Levando em consideração as seguintes afirmativas, o acento indicativo de crase é facultativo em:

Alternativas
Comentários
  • GABARITO: LETRA A

    ? ?Volto à minha salamandra.? (18º§)

    ? Volto a alguma coisa (preposição "a") + uso facultativo do artigo definido "a" antes do pronome possessivo adjetivo "minha" (=à minha OU a minha).

    Baixe a Planilha de Gestão Completa nos Estudos Grátis: http://3f1c129.contato.site/plangestaoestudost3

    FORÇA, GUERREIROS(AS)!! 

  • antes de pronome possessivo feminino> minha> crase facultativa

  • Crase Facultativa

    a) Diante de nomes de pessoas do sexo feminino:

    Ex: Ela fez referência a (à) Sandra

    b) Diante de pronomes possessivos femininos

    Ex: Obedeço a (à) minha mãe

    c) Depois da preposição até

    Ex: Fomos até a(à) feira.

  • Diante de pronome possessivo feminino, a crase é facultativa.

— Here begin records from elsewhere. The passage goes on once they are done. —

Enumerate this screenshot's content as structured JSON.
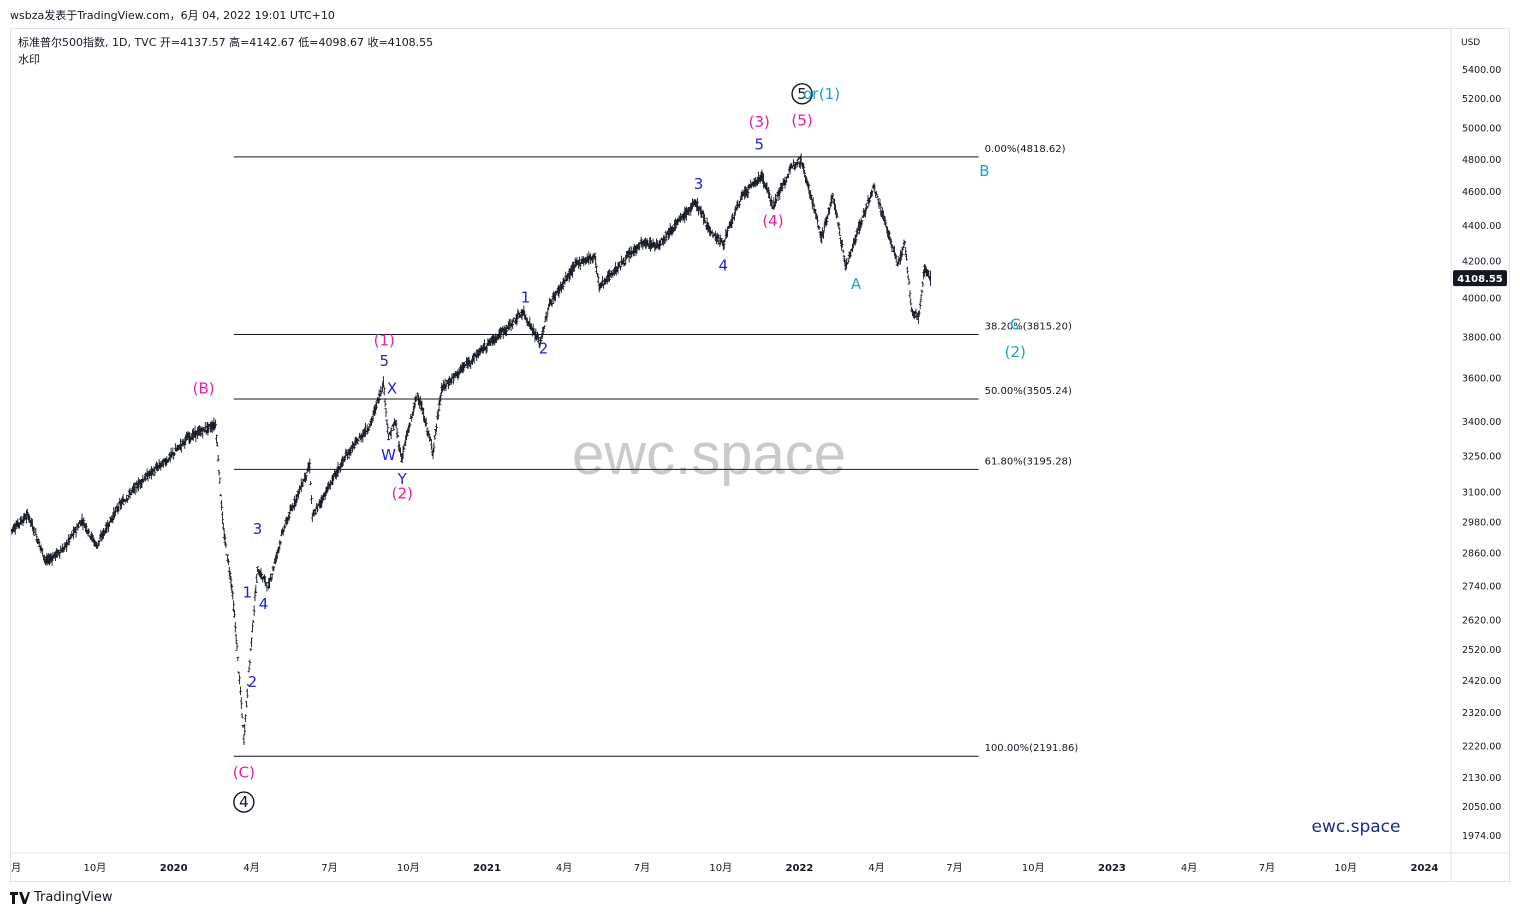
{
  "header": {
    "meta": "wsbza发表于TradingView.com，6月 04, 2022 19:01 UTC+10",
    "symbol_line": "标准普尔500指数, 1D, TVC  开=4137.57  高=4142.67  低=4098.67  收=4108.55",
    "watermark_label": "水印"
  },
  "footer": {
    "brand": "TradingView",
    "logo_icon": "tradingview-logo-icon"
  },
  "chart_data": {
    "type": "line",
    "ohlc": {
      "open": 4137.57,
      "high": 4142.67,
      "low": 4098.67,
      "close": 4108.55
    },
    "currency": "USD",
    "last_price_label": "4108.55",
    "y_scale": "log",
    "ylim": [
      1930,
      5700
    ],
    "y_ticks": [
      5400,
      5200,
      5000,
      4800,
      4600,
      4400,
      4200,
      4000,
      3800,
      3600,
      3400,
      3250,
      3100,
      2980,
      2860,
      2740,
      2620,
      2520,
      2420,
      2320,
      2220,
      2130,
      2050,
      1974
    ],
    "y_tick_labels": [
      "5400.00",
      "5200.00",
      "5000.00",
      "4800.00",
      "4600.00",
      "4400.00",
      "4200.00",
      "4000.00",
      "3800.00",
      "3600.00",
      "3400.00",
      "3250.00",
      "3100.00",
      "2980.00",
      "2860.00",
      "2740.00",
      "2620.00",
      "2520.00",
      "2420.00",
      "2320.00",
      "2220.00",
      "2130.00",
      "2050.00",
      "1974.00"
    ],
    "xlim": [
      "2019-06-25",
      "2024-02-01"
    ],
    "x_ticks": [
      {
        "date": "2019-07-01",
        "label": "月"
      },
      {
        "date": "2019-10-01",
        "label": "10月"
      },
      {
        "date": "2020-01-01",
        "label": "2020"
      },
      {
        "date": "2020-04-01",
        "label": "4月"
      },
      {
        "date": "2020-07-01",
        "label": "7月"
      },
      {
        "date": "2020-10-01",
        "label": "10月"
      },
      {
        "date": "2021-01-01",
        "label": "2021"
      },
      {
        "date": "2021-04-01",
        "label": "4月"
      },
      {
        "date": "2021-07-01",
        "label": "7月"
      },
      {
        "date": "2021-10-01",
        "label": "10月"
      },
      {
        "date": "2022-01-01",
        "label": "2022"
      },
      {
        "date": "2022-04-01",
        "label": "4月"
      },
      {
        "date": "2022-07-01",
        "label": "7月"
      },
      {
        "date": "2022-10-01",
        "label": "10月"
      },
      {
        "date": "2023-01-01",
        "label": "2023"
      },
      {
        "date": "2023-04-01",
        "label": "4月"
      },
      {
        "date": "2023-07-01",
        "label": "7月"
      },
      {
        "date": "2023-10-01",
        "label": "10月"
      },
      {
        "date": "2024-01-01",
        "label": "2024"
      }
    ],
    "series": [
      {
        "x": [
          "2019-06-25",
          "2019-07-15",
          "2019-08-05",
          "2019-08-26",
          "2019-09-16",
          "2019-10-03",
          "2019-10-28",
          "2019-11-25",
          "2019-12-26",
          "2020-01-17",
          "2020-02-19",
          "2020-02-28",
          "2020-03-09",
          "2020-03-23",
          "2020-04-08",
          "2020-04-21",
          "2020-05-08",
          "2020-06-08",
          "2020-06-11",
          "2020-07-20",
          "2020-08-18",
          "2020-09-02",
          "2020-09-08",
          "2020-09-16",
          "2020-09-23",
          "2020-10-12",
          "2020-10-30",
          "2020-11-09",
          "2020-12-31",
          "2021-01-25",
          "2021-02-12",
          "2021-03-04",
          "2021-03-15",
          "2021-04-16",
          "2021-05-07",
          "2021-05-12",
          "2021-06-30",
          "2021-07-19",
          "2021-08-30",
          "2021-09-02",
          "2021-09-20",
          "2021-10-04",
          "2021-10-26",
          "2021-11-18",
          "2021-12-01",
          "2021-12-27",
          "2022-01-03",
          "2022-01-27",
          "2022-02-09",
          "2022-02-24",
          "2022-03-29",
          "2022-04-26",
          "2022-05-04",
          "2022-05-12",
          "2022-05-20",
          "2022-05-27",
          "2022-06-03"
        ],
        "y": [
          2950,
          3010,
          2830,
          2880,
          2990,
          2890,
          3040,
          3150,
          3240,
          3330,
          3390,
          2950,
          2740,
          2240,
          2800,
          2740,
          2950,
          3210,
          3000,
          3250,
          3390,
          3580,
          3330,
          3400,
          3240,
          3530,
          3270,
          3550,
          3760,
          3850,
          3930,
          3770,
          3970,
          4190,
          4230,
          4060,
          4300,
          4290,
          4520,
          4540,
          4360,
          4300,
          4580,
          4700,
          4520,
          4790,
          4800,
          4330,
          4580,
          4170,
          4630,
          4180,
          4300,
          3930,
          3900,
          4160,
          4108.55
        ]
      }
    ],
    "fib_levels": [
      {
        "label": "0.00%(4818.62)",
        "value": 4818.62
      },
      {
        "label": "38.20%(3815.20)",
        "value": 3815.2
      },
      {
        "label": "50.00%(3505.24)",
        "value": 3505.24
      },
      {
        "label": "61.80%(3195.28)",
        "value": 3195.28
      },
      {
        "label": "100.00%(2191.86)",
        "value": 2191.86
      }
    ],
    "fib_x_range": [
      "2020-03-23",
      "2022-06-30"
    ],
    "wave_labels": [
      {
        "text": "(B)",
        "date": "2020-02-05",
        "price": 3530,
        "color": "#e91ea3"
      },
      {
        "text": "(C)",
        "date": "2020-03-23",
        "price": 2132,
        "color": "#e91ea3"
      },
      {
        "text": "4",
        "date": "2020-03-23",
        "price": 2050,
        "color": "#131722",
        "circled": true
      },
      {
        "text": "1",
        "date": "2020-03-27",
        "price": 2700,
        "color": "#1f1fd6"
      },
      {
        "text": "2",
        "date": "2020-04-02",
        "price": 2400,
        "color": "#1f1fd6"
      },
      {
        "text": "3",
        "date": "2020-04-08",
        "price": 2935,
        "color": "#1f1fd6"
      },
      {
        "text": "4",
        "date": "2020-04-15",
        "price": 2660,
        "color": "#1f1fd6"
      },
      {
        "text": "(1)",
        "date": "2020-09-03",
        "price": 3760,
        "color": "#e91ea3"
      },
      {
        "text": "5",
        "date": "2020-09-03",
        "price": 3660,
        "color": "#1f1fd6"
      },
      {
        "text": "X",
        "date": "2020-09-12",
        "price": 3530,
        "color": "#1f1fd6"
      },
      {
        "text": "W",
        "date": "2020-09-08",
        "price": 3235,
        "color": "#1f1fd6"
      },
      {
        "text": "Y",
        "date": "2020-09-24",
        "price": 3135,
        "color": "#1f1fd6"
      },
      {
        "text": "(2)",
        "date": "2020-09-24",
        "price": 3075,
        "color": "#e91ea3"
      },
      {
        "text": "1",
        "date": "2021-02-15",
        "price": 3980,
        "color": "#1f1fd6"
      },
      {
        "text": "2",
        "date": "2021-03-08",
        "price": 3720,
        "color": "#1f1fd6"
      },
      {
        "text": "3",
        "date": "2021-09-05",
        "price": 4620,
        "color": "#1f1fd6"
      },
      {
        "text": "4",
        "date": "2021-10-04",
        "price": 4150,
        "color": "#1f1fd6"
      },
      {
        "text": "(3)",
        "date": "2021-11-15",
        "price": 5010,
        "color": "#e91ea3"
      },
      {
        "text": "5",
        "date": "2021-11-15",
        "price": 4865,
        "color": "#1f1fd6"
      },
      {
        "text": "(4)",
        "date": "2021-12-01",
        "price": 4400,
        "color": "#e91ea3"
      },
      {
        "text": "(5)",
        "date": "2022-01-04",
        "price": 5020,
        "color": "#e91ea3"
      },
      {
        "text": "5",
        "date": "2022-01-04",
        "price": 5200,
        "color": "#131722",
        "circled": true
      },
      {
        "text": "or",
        "date": "2022-01-14",
        "price": 5200,
        "color": "#1ba3c6"
      },
      {
        "text": "(1)",
        "date": "2022-02-05",
        "price": 5200,
        "color": "#1ba3c6"
      },
      {
        "text": "A",
        "date": "2022-03-08",
        "price": 4050,
        "color": "#1ba3c6"
      },
      {
        "text": "B",
        "date": "2022-08-05",
        "price": 4700,
        "color": "#1ba3c6"
      },
      {
        "text": "C",
        "date": "2022-09-10",
        "price": 3840,
        "color": "#1ba3c6"
      },
      {
        "text": "(2)",
        "date": "2022-09-10",
        "price": 3705,
        "color": "#1ba3c6"
      }
    ],
    "watermark_text": "ewc.space",
    "brand_text": "ewc.space"
  }
}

  • Diante de pronome possessivo feminino, a crase é facultativa.

  • A questão alude o assunto crase e que que o candidato encontre a única opção que a crase é facultativa. Vejamos:

    a) Em “Volto à minha salamandra.”, o verbo VOLTAR rege a preposição "a", e o pronome possessivo feminino no singular torna a crase facultativa quando o verbo tiver a regência. CORRETA.

    b) Em "À noite", em locução adverbial temos a presença da crase obrigatória. INCORRETA.

    c) Em "Refiro-me às mangas", o verbo REFERIR, exige a preposição e a palavra MANGAS aceita o artigo "a", com isso faz a junção criando o evento obrigatório da crase. INCORRETA.

    d) Em "“Um ficcionista às vezes", ocorre a crase obrigatoriamente em locução adverbial. INCORRETA.

    Todas levam a crase, mas somente a letra a é facultativa.